Directly drawing inspiration from active sportswear, and aiming to appeal to our heightened concern for physical health and fitness, the ‘High Octane’ palette features vivid tones of contrasting pink, orange, purple and blue. Projecting an energetic, fast-paced and forward-thinking outlook, this extrovert palette appears to visually vibrate, shouting for attention while projecting a seductive and exciting luminosity.
Bright purple is thought to encourage creativity, while bright pinks, like the colour red, stimulate energy and can increase the blood pressure, respiration, heartbeat, and pulse rate. Bright pink or magenta is also thought to encourage action and confidence.
In an era in which we are beginning to re-evaluate what we are consuming and why,
and in which ‘luxury’ goods are ever more attainable, we look to brands, products
and services that offer a greater sense of permanence and longevity. The rich,
weight ‘Permanence’ colour palette comprising of black, deep grey and gold accents projects a tone of heritage, quality and durability, while suggesting a message of connoisseurship and expertise.
Psychologically black implies weight, indeed in tests it has been proven people will
think a black box weighs more than a white one. The colour black has also long been associated with sophistication and power – limousines, judge’s robes, and priests’
attire are all typically black. Drawing colour inspiration from natural rocks and minerals that take time and process to form, the ‘Permanence’ palette provides a restful and reassuring sense of quality, evoking a mood of power, potential and possibility.
#1 Barely There
Bright White • Mist • Natural • Pristine White • Vellum White
Research shows our attention is increasingly overloaded, and our focus impacted by the modern phenomena of ‘multiple presence’; that is the pressure to constantly be connected and interacting with the digital and real world simultaneously.

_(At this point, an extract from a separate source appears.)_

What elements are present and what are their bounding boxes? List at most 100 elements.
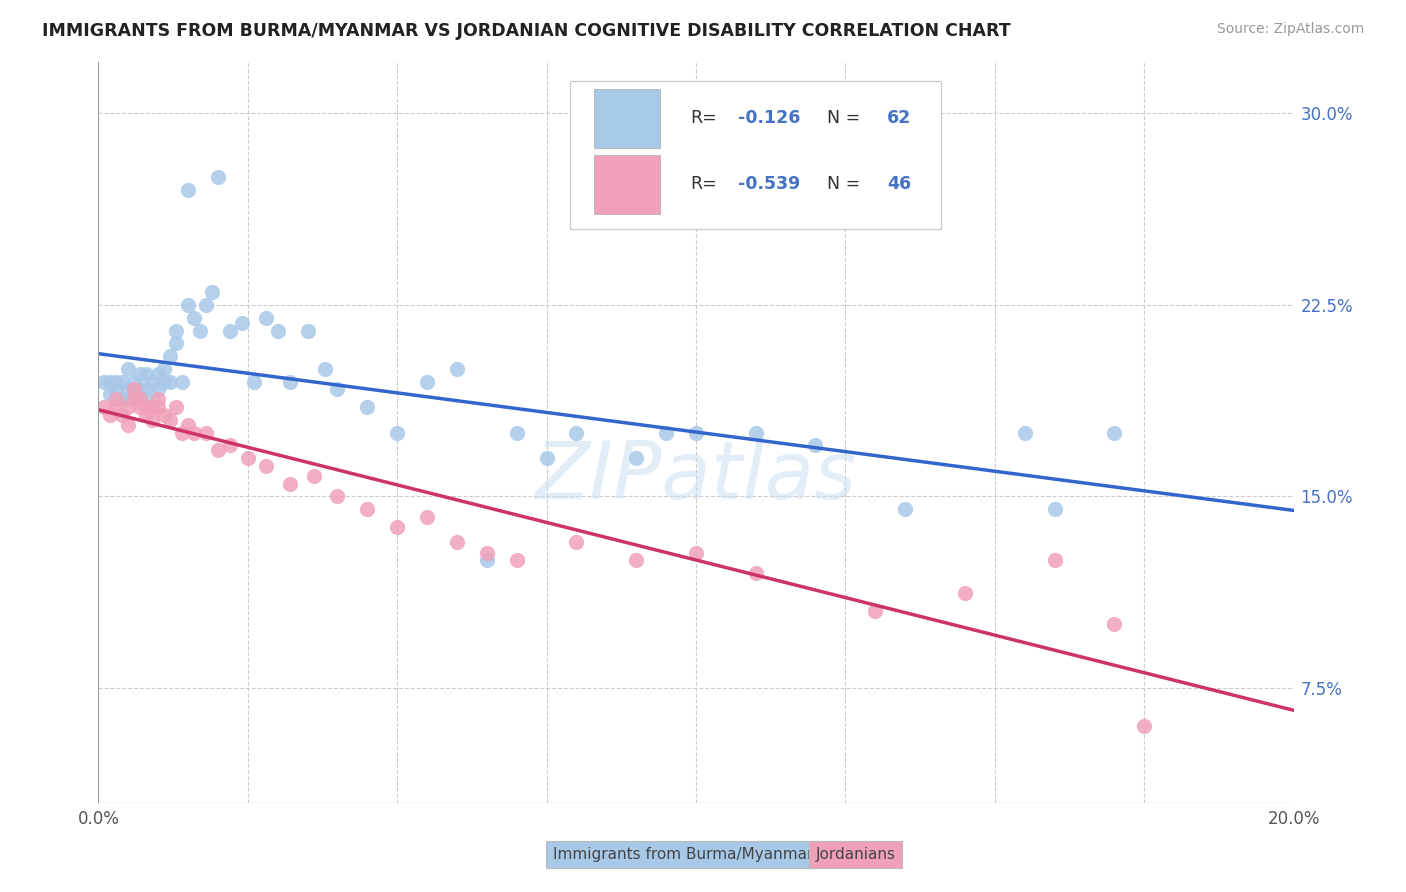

As we increasingly suffer from a sense of over-stimulation and a feeling of ‘stuffocation’ leads us to question the items that surround us, a predominance of the colour white aids mental clarity, offering a clear and uncomplicated tone of voice. Amongst a sea of choice and a backdrop of clutter, analogous tones of white, cream and soft grey project a message of calm, cleanliness and freshness. A subtle white on white colour direction offers a refreshing, minimalist and timeless approach, reinvigorating fashion, graphics, technology and interiors.
As Leonardo Da Vinci once said “the first of all single colours is white … We shall set down white for the representative of light, without which no colour can be seen.” Far from a simplistic, non-colour more shades of white are available commercially than any other colour, indeed the Japanese have six distinct terms to define whiteness. Historically associated with purity, the ancient Greeks wore white or beige garments to bed to ensure pleasant dreams, while Physicians began wearing white coats in the late 19th century, chosen with the aim of embodying the hope and expectation for healing and recovery.